After the reverse exchange transaction is completed, the EAT will transfer all of its membership interest in the LLC to the Taxpayer through the use of the Qualified Intermediary. The Taxpayer will pay the EAT for the LLC interest using: (a) proceeds held by the Qualified Intermediary from the sale of the relinquished aircraft and (b) an additional payment equal to the difference between the outstanding note balance from the acquisition of the replacement aircraft and the payment from the Qualified Intermediary on the sale of the relinquished aircraft.

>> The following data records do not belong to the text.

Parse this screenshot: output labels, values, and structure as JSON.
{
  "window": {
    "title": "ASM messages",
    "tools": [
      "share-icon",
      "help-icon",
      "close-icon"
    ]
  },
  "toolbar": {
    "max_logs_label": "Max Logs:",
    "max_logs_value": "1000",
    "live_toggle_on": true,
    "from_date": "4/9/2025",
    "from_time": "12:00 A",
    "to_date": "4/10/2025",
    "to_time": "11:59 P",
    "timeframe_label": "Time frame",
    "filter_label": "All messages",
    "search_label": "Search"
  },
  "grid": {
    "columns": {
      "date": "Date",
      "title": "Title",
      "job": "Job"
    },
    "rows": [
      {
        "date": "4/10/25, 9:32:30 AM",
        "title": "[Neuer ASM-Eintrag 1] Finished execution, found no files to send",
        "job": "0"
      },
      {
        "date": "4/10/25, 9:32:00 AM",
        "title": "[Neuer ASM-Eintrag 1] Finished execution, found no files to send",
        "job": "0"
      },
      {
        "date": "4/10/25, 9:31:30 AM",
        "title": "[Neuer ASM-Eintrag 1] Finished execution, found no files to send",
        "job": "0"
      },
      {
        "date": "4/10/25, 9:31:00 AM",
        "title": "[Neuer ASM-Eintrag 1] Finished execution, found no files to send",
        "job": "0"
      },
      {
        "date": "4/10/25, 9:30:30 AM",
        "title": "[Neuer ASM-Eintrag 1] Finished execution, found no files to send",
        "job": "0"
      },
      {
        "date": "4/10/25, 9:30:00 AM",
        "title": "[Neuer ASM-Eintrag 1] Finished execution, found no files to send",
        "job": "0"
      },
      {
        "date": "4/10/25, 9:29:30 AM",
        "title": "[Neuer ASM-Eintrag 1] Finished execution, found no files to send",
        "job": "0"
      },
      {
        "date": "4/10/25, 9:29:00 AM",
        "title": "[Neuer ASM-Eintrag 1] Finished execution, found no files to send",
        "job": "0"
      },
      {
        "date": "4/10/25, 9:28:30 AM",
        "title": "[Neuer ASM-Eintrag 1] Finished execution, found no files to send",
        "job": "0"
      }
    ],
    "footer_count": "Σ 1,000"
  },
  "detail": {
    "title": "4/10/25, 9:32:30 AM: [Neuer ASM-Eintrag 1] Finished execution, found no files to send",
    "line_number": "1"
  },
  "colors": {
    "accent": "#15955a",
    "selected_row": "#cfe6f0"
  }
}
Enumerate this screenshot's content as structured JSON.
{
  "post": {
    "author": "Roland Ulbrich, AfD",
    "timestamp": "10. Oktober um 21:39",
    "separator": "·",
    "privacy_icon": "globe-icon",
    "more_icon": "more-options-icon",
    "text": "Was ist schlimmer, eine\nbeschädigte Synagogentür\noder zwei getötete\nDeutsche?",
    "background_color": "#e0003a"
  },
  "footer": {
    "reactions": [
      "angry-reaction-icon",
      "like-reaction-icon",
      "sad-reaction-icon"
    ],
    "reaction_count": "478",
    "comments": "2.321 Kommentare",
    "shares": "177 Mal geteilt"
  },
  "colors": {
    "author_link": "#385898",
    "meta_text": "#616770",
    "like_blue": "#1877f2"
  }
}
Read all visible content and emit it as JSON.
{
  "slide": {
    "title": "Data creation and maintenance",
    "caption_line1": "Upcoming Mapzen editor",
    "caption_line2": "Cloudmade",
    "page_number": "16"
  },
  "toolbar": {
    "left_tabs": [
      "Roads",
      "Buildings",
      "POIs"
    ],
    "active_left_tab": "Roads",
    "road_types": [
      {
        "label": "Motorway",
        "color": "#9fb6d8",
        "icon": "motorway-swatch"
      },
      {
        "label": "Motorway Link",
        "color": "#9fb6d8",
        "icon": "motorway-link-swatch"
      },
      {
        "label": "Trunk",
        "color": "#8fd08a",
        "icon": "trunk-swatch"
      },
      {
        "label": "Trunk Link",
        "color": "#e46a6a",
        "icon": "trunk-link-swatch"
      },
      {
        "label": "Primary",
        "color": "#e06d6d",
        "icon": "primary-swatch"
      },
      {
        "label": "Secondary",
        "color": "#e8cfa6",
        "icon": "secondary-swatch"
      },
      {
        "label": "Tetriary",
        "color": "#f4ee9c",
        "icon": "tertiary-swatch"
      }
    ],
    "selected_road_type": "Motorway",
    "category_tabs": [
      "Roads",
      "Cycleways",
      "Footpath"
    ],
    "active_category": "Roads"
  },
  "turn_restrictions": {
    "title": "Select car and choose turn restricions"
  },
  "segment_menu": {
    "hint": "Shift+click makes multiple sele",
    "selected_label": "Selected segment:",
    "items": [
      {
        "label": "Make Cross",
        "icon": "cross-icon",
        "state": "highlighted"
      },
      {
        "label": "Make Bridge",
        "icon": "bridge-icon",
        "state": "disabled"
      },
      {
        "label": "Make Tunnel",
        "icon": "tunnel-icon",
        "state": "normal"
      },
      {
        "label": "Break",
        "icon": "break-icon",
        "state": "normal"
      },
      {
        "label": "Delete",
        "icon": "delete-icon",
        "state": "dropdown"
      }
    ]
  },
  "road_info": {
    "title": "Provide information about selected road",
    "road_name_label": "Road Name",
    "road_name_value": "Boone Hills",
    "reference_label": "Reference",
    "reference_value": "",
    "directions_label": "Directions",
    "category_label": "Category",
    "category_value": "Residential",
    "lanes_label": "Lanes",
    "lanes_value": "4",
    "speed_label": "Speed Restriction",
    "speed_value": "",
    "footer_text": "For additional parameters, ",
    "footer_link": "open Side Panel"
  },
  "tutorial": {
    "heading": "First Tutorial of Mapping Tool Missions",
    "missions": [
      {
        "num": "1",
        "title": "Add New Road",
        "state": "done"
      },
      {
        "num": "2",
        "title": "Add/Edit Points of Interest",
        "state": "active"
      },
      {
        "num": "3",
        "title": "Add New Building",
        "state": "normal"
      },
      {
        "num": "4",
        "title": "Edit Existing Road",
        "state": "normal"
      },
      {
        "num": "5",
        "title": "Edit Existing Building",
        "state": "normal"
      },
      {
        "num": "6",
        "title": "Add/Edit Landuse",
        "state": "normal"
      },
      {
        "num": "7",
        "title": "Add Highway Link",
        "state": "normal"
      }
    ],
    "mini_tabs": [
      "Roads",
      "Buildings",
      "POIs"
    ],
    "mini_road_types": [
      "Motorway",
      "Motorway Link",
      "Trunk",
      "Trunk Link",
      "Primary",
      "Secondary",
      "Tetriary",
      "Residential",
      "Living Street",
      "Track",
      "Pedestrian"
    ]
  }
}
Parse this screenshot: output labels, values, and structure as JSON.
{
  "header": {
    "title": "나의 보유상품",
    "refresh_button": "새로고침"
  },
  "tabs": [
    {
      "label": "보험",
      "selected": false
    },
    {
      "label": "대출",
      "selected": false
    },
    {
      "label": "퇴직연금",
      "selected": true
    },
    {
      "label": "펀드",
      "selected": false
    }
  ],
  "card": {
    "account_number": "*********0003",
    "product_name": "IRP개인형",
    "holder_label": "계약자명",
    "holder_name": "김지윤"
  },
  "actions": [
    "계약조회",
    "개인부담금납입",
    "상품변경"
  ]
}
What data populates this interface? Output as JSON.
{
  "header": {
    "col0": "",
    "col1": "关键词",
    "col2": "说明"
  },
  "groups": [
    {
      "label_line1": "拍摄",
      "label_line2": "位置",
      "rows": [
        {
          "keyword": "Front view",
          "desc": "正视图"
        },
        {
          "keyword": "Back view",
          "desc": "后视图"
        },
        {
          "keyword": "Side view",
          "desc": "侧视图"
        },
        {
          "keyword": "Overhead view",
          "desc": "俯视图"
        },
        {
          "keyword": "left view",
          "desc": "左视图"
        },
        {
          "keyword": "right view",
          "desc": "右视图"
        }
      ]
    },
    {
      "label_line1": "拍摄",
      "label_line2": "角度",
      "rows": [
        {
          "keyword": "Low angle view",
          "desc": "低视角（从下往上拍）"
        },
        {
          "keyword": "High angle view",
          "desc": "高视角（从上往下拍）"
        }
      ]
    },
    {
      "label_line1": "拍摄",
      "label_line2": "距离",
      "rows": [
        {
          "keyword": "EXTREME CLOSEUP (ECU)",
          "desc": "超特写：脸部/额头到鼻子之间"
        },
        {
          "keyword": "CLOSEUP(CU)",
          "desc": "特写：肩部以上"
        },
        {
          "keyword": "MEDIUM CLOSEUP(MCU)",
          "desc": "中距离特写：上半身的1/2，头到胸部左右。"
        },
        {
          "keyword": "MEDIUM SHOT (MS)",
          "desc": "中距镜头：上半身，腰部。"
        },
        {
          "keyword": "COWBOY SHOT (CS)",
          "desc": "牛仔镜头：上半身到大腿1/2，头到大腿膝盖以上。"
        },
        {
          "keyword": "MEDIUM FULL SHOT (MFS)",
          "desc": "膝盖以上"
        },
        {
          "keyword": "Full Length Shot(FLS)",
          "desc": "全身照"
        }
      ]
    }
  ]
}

The TP seeks confirmation from the Department of Taxation (the "Department") that the replacement aircraft will be subject to the aircraft sales and use tax only once and that the LLC, as owner of the aircraft, is liable for the two percent aircraft sales and use tax on the purchase price of the aircraft. In addition, you present a number of possible scenarios and the tax application to each in connection with the sale of the relinquished aircraft and seek confirmation from the Department of your conclusions.

RULING


Replacement Aircraft

Virginia Code § 58.1-1502 imposes the aircraft sales and use tax on the "retail sale" of every aircraft sold in the Commonwealth and upon the use in the Commonwealth of any aircraft required to be licensed by the Department of Aviation pursuant to § 5.1-5. For aircraft not sold in Virginia but required to be licensed for use in the Commonwealth, the tax shall be two percent of the sale price of the aircraft. If the aircraft is licensed in the Commonwealth six months or more after acquisition, the tax shall be two percent of the market value of such aircraft at the time it is licensed or two percent of the purchase price thereof, whichever is lower.

Virginia Code § 58.1-1506 provides that the two percent tax on the sale or use of an aircraft required to be licensed by this Commonwealth shall be paid by the purchaser or user of such aircraft and collected by the Commissioner prior to the time the owner applies to the DOAV for, and obtains, a license.

You are correct in your understanding that the LLC, as the purchaser of the aircraft, is subject to the two percent aircraft sales and use tax on the sale price of the replacement aircraft. The LLC will be required to pay the Department the two percent aircraft tax prior to the time it applies to the DOAV for a license for the aircraft.

Lease of the Replacement Aircraft

For purposes of the aircraft sales and use tax, a "sale" includes a lease or rental for a period of time substantially equal to the remaining life of the aircraft as determined at the beginning of the lease term or a lease or rental in which the aggregate payments substantially equal the value of the aircraft. The term "substantially equal" means "equal to or exceeds eighty percent" of the value of the aircraft at the beginning of the lease term. See Title 23 of the Virginia Administrative Code (VAC) 10-220-5.

The aircraft sales and use tax is generally imposed on the owner of the aircraft. In this case, the LLC will enter into a short-term lease with the Taxpayer. Because that lease is not a "sale," the LLC, as owner of the aircraft, is responsible for the aircraft sales and use tax. Based on the information provided, the LLC will pay the two percent aircraft sales and use tax on the purchase price of the aircraft at the time the aircraft is licensed in Virginia.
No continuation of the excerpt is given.